If you're interested I have quite a few photos of the preparation, lifting and aftermath on my website Lifting the House


----------



## nealtw (Sep 27, 2011)

Good luck and let us know how it,s going.


----------



## BridgeMan (Oct 1, 2011)

russstevenson1 said:


> Hello Again,
> 
> . . . .  I do not claim to be an expert.  If I was an expert, I wouldn't be seeking advice from this forum.  I am a poor man with very limited means and I can't afford to pay a lifter $10k to lift the house.  . . . .
> 
> ...



Just a few thoughts, Russell--

1.  Better to be a poor man than a dead man.  Please be very careful in this endeavor.

2.  Relying on an architect for engineering advice is not a good idea.  They are paid to make things pretty, not to make them safe.  And a 4" pad is not a pad, it's a sliver, with your jacks likely to punch right through.

3.  Every professional engineer is required to take an oath, saying he/she will use their education and experience to safeguard the public, and protect them from all harm.  In the vernacular, some of us engineers refer to it as protecting people from themselves.


You don't want to become a statistic for the sake of saving a few dollars.  Be very careful out there.


----------



## DougLeary (Oct 2, 2011)

Russell -- In my house the joists originally rested on 8x8 horizontal timbers spaced about 8 ft apart. So if I were lifting my own house myself (which I definitely would NOT recommend doing except as a last resort) I would probably use somewhat larger beams for safety sake, say 6x12 instead of 8x8. Instead of putting them under the existing cross beams I would permanently install them under the joists, running parallel to the existing beams and spaced about the same. Then I would lift the house by these new beams, spacing the jacks the same as the posts that hold up the existing beams, and I would leave the new beams in place after the lift. 

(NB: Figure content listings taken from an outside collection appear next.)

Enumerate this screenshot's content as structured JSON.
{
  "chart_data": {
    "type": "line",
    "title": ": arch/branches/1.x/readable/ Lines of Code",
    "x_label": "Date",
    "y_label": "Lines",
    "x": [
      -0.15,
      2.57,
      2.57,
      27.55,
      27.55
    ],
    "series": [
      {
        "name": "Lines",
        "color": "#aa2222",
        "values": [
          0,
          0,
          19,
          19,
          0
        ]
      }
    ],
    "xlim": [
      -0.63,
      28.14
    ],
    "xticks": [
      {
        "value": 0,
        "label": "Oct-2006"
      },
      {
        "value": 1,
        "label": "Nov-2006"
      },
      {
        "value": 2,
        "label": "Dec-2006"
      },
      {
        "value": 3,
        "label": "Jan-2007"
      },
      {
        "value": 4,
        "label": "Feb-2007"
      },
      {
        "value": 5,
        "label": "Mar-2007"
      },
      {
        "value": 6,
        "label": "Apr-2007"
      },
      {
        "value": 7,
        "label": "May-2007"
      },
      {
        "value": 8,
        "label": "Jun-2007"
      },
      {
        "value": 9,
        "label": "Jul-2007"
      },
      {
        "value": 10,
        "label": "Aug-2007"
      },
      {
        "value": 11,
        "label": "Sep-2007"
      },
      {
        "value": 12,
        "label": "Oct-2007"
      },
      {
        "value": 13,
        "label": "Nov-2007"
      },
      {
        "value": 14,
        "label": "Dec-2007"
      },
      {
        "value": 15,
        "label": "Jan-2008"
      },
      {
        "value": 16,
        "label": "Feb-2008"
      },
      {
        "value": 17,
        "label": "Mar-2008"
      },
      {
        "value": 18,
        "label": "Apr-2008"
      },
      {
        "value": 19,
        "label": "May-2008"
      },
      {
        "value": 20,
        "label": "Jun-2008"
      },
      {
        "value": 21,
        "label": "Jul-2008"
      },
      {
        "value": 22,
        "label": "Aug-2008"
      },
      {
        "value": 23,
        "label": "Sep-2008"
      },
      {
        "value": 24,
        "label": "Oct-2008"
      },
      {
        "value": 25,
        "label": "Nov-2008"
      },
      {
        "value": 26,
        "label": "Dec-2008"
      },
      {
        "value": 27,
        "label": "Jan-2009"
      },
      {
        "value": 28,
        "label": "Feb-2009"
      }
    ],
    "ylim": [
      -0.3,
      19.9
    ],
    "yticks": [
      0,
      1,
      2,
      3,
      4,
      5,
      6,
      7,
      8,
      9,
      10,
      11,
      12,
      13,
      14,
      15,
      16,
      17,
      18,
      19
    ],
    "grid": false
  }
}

If you plan to alter the post plan, especially if you plan to increase the spacing between the posts, then you should absolutely definitely talk to an engineer or someone who knows how to calculate the proper spacing. 

NOTE - I am not a construction professional, and nothing I have said should be taken as advice. It's just me musing about what I would do on my own house, and for all I know could be completely and dangerously wrong.


----------